Airports are always a scary, stressful place for me, ever since I had two seizures a few years ago. But with TSA pre and Cosmo, my continuous glucose monitoring system, I feel a little more comfortable about traveling the airways again.
And now that I’m single, traveling has become a second home. I am sitting on the floor near a wall outlet so I can charge my phone. I’m on my way to Iowa for a work conference, currently hanging out in Atlanta.
My aching ass and lower back keep reminding me I’m getting too old for this, but I will enjoy getting down and up from the floor as long as my body will allow.
But minus the hypoglycemia anxieties, I also hate crowds, and airports have loads of them.

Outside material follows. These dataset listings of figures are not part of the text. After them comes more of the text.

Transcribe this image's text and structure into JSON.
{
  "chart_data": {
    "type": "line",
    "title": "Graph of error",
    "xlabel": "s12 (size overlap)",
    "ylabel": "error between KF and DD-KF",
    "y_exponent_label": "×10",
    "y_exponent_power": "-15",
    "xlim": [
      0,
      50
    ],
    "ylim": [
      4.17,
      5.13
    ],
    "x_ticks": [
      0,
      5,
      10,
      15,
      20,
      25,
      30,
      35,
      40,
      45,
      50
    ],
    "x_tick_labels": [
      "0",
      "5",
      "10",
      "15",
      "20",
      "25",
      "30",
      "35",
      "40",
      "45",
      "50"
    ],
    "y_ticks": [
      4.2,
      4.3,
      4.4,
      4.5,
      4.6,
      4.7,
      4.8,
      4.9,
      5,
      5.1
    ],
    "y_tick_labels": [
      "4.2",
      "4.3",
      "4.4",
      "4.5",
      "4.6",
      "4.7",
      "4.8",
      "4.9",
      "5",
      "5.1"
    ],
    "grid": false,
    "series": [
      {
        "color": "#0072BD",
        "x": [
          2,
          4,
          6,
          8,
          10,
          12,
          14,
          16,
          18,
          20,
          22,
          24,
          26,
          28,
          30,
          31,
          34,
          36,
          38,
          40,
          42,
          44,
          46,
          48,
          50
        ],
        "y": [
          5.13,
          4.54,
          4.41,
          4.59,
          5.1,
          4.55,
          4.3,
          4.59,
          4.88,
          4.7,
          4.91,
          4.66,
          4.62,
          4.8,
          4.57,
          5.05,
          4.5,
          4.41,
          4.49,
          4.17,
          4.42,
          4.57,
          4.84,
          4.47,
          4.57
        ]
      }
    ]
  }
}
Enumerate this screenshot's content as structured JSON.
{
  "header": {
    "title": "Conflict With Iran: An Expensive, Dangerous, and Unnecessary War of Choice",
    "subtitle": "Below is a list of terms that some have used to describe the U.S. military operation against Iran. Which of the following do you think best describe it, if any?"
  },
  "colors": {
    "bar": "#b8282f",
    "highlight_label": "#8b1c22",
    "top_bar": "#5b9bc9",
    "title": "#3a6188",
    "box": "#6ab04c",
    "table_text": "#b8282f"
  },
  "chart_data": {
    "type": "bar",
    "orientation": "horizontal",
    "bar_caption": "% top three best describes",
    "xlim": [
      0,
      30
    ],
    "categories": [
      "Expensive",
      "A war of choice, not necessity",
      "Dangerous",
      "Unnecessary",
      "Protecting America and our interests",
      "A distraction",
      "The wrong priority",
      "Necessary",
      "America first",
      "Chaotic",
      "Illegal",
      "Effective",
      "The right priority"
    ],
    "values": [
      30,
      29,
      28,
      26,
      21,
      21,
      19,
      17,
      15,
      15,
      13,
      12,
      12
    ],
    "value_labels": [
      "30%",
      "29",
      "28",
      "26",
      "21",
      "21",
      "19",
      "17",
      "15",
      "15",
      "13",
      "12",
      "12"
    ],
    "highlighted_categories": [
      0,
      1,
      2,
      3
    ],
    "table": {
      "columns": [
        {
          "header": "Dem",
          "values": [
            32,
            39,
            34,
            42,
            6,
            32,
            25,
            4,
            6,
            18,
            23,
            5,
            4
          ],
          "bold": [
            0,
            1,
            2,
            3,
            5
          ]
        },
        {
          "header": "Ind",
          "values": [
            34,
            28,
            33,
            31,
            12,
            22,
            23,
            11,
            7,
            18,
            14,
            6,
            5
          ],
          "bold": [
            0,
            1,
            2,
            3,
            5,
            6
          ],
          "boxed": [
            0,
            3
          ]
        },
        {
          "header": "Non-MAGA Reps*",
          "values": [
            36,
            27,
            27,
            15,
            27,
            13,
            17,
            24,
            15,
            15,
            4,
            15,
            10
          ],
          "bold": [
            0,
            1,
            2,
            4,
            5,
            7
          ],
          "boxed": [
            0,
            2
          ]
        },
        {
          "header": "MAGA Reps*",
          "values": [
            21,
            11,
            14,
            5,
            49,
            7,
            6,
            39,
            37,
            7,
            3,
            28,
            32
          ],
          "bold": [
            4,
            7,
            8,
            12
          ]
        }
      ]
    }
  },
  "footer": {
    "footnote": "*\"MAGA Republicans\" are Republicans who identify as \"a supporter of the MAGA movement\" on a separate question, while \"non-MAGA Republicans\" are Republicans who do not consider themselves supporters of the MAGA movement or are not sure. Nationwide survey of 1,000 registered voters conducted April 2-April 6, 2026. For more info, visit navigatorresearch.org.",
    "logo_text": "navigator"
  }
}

I cringed when I boarded my flight in DC with a screaming baby behind me.
Yet even though an airport seems like the last place I want to be, I actually really enjoy them. I enjoy feeling connected to a community of travelers and observing the many types of human interaction. I enjoy watching the planes land and closing my eyes beneath a mask of sunglasses during take-off. I have some of my weirdest, best dreams when I sleep on a plane.
I love the awful variety of airport food. I can’t feel bad for indulging because it’s all that I have. I love bringing my own reusable water bottle and not having to pay a ridiculous amount for bottled water which is basically bottled tap water.
For me it’s the idea that we all must interact and relate because we are all travelers in the same terminal. It’s hard to hate.
And while I was reading from my Kindle on the last flight, that same baby waddled past me with his mom towering over him. He grabbed my arm for support, then stopped, and looked at me with big blue eyes, soaking it all in. His mom said hi and moved him along, but I just smiled at those big blue eyes.
Even after they’d gone I could feel the imprint of where his tiny fingers had been.